A zero-hours contract (“nulurencontract”) can feel like a simple lever: pull it when the work is there, release it when it isn’t. But the legal reality is less elastic. The moment flexibility starts creating unpredictable income for the worker or unpredictable obligations for you the rules tighten. And when they tighten, the first place you feel it is not in courtrooms, but in cash flow: unexpected wage costs after a cancelled shift, admin time spent answering formal requests, and awkward conversations when a “temporary” arrangement quietly turns into a fixed-hours expectation.
Start with the blunt rule many small businesses miss: a zero-hours contract cannot simply run on forever. In principle, you cannot keep someone on a zero-hour contract longer than 26 weeks. There can be exceptions, but only when your sector’s collective labour agreement (“cao”) explicitly allows it and the work is genuinely incidental, think peak periods or sickness cover, not a permanent role disguised as “call when needed.” If your weekly planning looks busy most weeks, it’s hard to argue the hours have “no fixed scope,” and that is exactly where the risk shows up.

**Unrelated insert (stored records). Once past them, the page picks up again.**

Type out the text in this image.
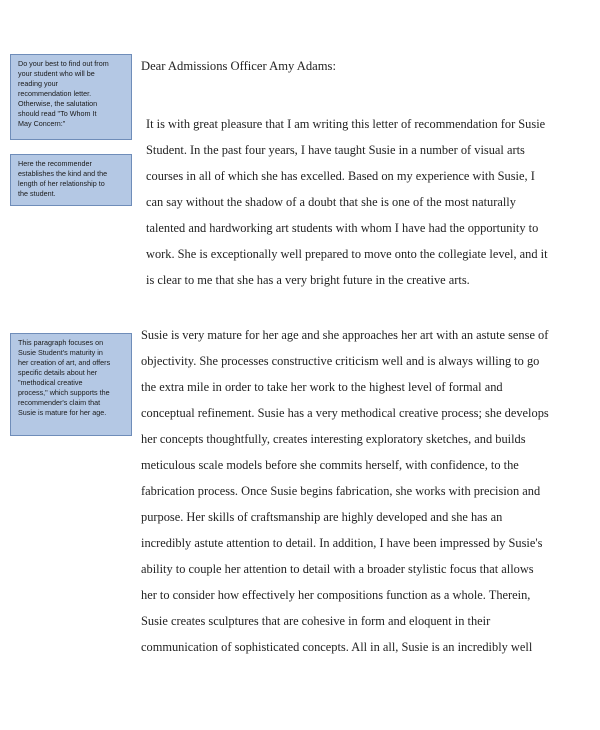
Do your best to find out from
your student who will be
reading your
recommendation letter.
Otherwise, the salutation
should read "To Whom It
May Concern:"
Here the recommender
establishes the kind and the
length of her relationship to
the student.
This paragraph focuses on
Susie Student's maturity in
her creation of art, and offers
specific details about her
"methodical creative
process," which supports the
recommender's claim that
Susie is mature for her age.
Dear Admissions Officer Amy Adams:
It is with great pleasure that I am writing this letter of recommendation for Susie
Student. In the past four years, I have taught Susie in a number of visual arts
courses in all of which she has excelled. Based on my experience with Susie, I
can say without the shadow of a doubt that she is one of the most naturally
talented and hardworking art students with whom I have had the opportunity to
work. She is exceptionally well prepared to move onto the collegiate level, and it
is clear to me that she has a very bright future in the creative arts.
Susie is very mature for her age and she approaches her art with an astute sense of
objectivity. She processes constructive criticism well and is always willing to go
the extra mile in order to take her work to the highest level of formal and
conceptual refinement. Susie has a very methodical creative process; she develops
her concepts thoughtfully, creates interesting exploratory sketches, and builds
meticulous scale models before she commits herself, with confidence, to the
fabrication process. Once Susie begins fabrication, she works with precision and
purpose. Her skills of craftsmanship are highly developed and she has an
incredibly astute attention to detail. In addition, I have been impressed by Susie's
ability to couple her attention to detail with a broader stylistic focus that allows
her to consider how effectively her compositions function as a whole. Therein,
Susie creates sculptures that are cohesive in form and eloquent in their
communication of sophisticated concepts. All in all, Susie is an incredibly well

Then there’s the one-year turning point, which hits right at the moment many micro-employers finally feel they can rely on someone. After 12 months, you must offer a contract for the average number of hours the person worked in that year. If the employee accepts, it stops being a zero-hours situation, full stop. Only if they refuse and explicitly prefer to remain on an on-call basis (“oproepcontract”) can you continue that way. Practically, this means your own rostering history becomes evidence. If you’ve been calling someone almost every week, the “average hours” offer can be larger than you expected, and once accepted it becomes a stable monthly cost.
The timing rules are another quiet expense. Under the Wet arbeidsmarkt in balans (“WAB,” in force since 1 January 2020), your on-call worker only has to come in if you call them at least four days in advance. Cancel within four days, and you still have to pay the hours you cancelled. Many owners learn this the hard way: a client postpones a delivery, you cancel a shift, and you discover you’ve just bought an empty day. That is not “red tape”; it’s a direct hit to margin. The fix is not panic, it’s planning discipline and clearer client agreements so your own schedule stops changing at the last minute.

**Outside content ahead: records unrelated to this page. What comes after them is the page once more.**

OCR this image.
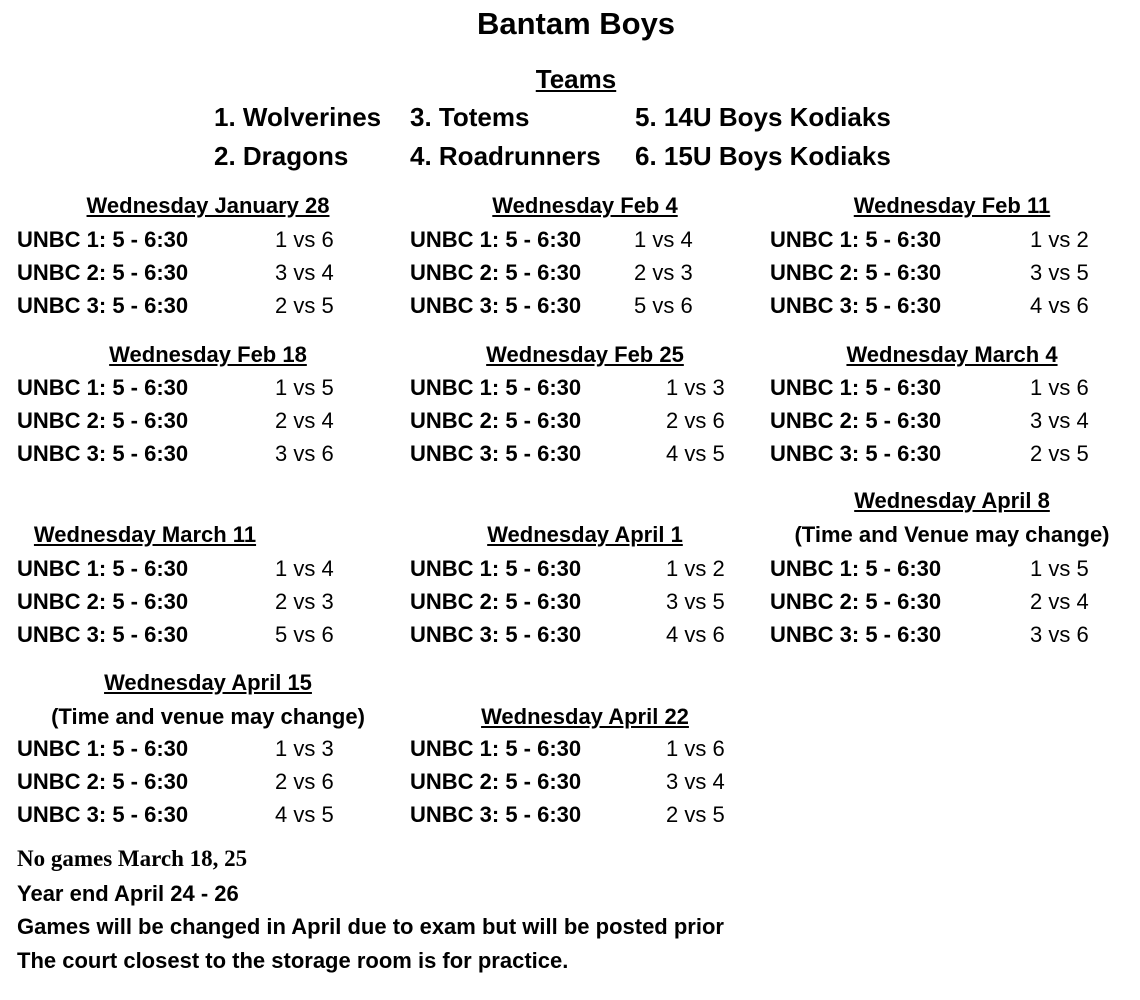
Bantam Boys
Teams
1. Wolverines
2. Dragons
3. Totems
4. Roadrunners
5. 14U Boys Kodiaks
6. 15U Boys Kodiaks
Wednesday January 28
UNBC 1: 5 - 6:30	1 vs 6
UNBC 2: 5 - 6:30	3 vs 4
UNBC 3: 5 - 6:30	2 vs 5
Wednesday Feb 4
UNBC 1: 5 - 6:30 1 vs 4
UNBC 2: 5 - 6:30 2 vs 3
UNBC 3: 5 - 6:30 5 vs 6
Wednesday Feb 11
UNBC 1: 5 - 6:30	1 vs 2
UNBC 2: 5 - 6:30	3 vs 5
UNBC 3: 5 - 6:30	4 vs 6
Wednesday Feb 18
UNBC 1: 5 - 6:30	1 vs 5
UNBC 2: 5 - 6:30	2 vs 4
UNBC 3: 5 - 6:30	3 vs 6
Wednesday Feb 25
UNBC 1: 5 - 6:30	1 vs 3
UNBC 2: 5 - 6:30	2 vs 6
UNBC 3: 5 - 6:30	4 vs 5
Wednesday March 4
UNBC 1: 5 - 6:30	1 vs 6
UNBC 2: 5 - 6:30	3 vs 4
UNBC 3: 5 - 6:30	2 vs 5
Wednesday March 11
UNBC 1: 5 - 6:30	1 vs 4
UNBC 2: 5 - 6:30	2 vs 3
UNBC 3: 5 - 6:30	5 vs 6
Wednesday April 1
UNBC 1: 5 - 6:30	1 vs 2
UNBC 2: 5 - 6:30	3 vs 5
UNBC 3: 5 - 6:30	4 vs 6
Wednesday April 8
(Time and Venue may change)
UNBC 1: 5 - 6:30	1 vs 5
UNBC 2: 5 - 6:30	2 vs 4
UNBC 3: 5 - 6:30	3 vs 6
Wednesday April 15
(Time and venue may change)
UNBC 1: 5 - 6:30	1 vs 3
UNBC 2: 5 - 6:30	2 vs 6
UNBC 3: 5 - 6:30	4 vs 5
Wednesday April 22
UNBC 1: 5 - 6:30	1 vs 6
UNBC 2: 5 - 6:30	3 vs 4
UNBC 3: 5 - 6:30	2 vs 5
No games March 18, 25
Year end April 24 - 26
Games will be changed in April due to exam but will be posted prior
The court closest to the storage room is for practice.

Layered on top is the EU-driven push for “predictable working conditions” (since August 2022). In plain terms: if someone’s working times are unpredictable, you must create a predictable pattern. That means putting reference days and reference hours into the contract, specific windows when the person can be called. After six months, the worker can also make a written request for more certainty (for example, more fixed hours), and you must respond seriously; if you refuse, you need a solid reason. This is where admin load grows: the law expects you to document your choices, not just make them.
Finally, keep an eye on sector rules. The government can restrict zero-hours contracts in specific sectors, through the Ministry of Social Affairs and Employment (“SZW”), potentially at the request of the Stichting van de Arbeid (a key labour advisory body). Some sectors, like parts of healthcare, already try to minimise nulurencontracten through their cao, even without a full ban. And while proposals about broader changes for 2027 exist, approval and start dates are not guaranteed. For a small business, the point is simpler: don’t run your staffing model on rumours, run it on today’s enforceable rules and your actual cao text.
The calm way forward is not to “avoid flexibility,” but to design it so it doesn’t surprise you later. Keep your contracts aligned with how the work truly behaves; if you need someone most weeks, treat that as a role with a baseline. Call people in time, cancel less, and tighten client commitments so your planning isn’t constantly rewritten. And if you do rely on on-call staff, make the predictability explicit, clear calling windows, clear records, clear offers after a year. In a small company, trust is currency. The simplest compliance habits are often the cheapest form of insurance.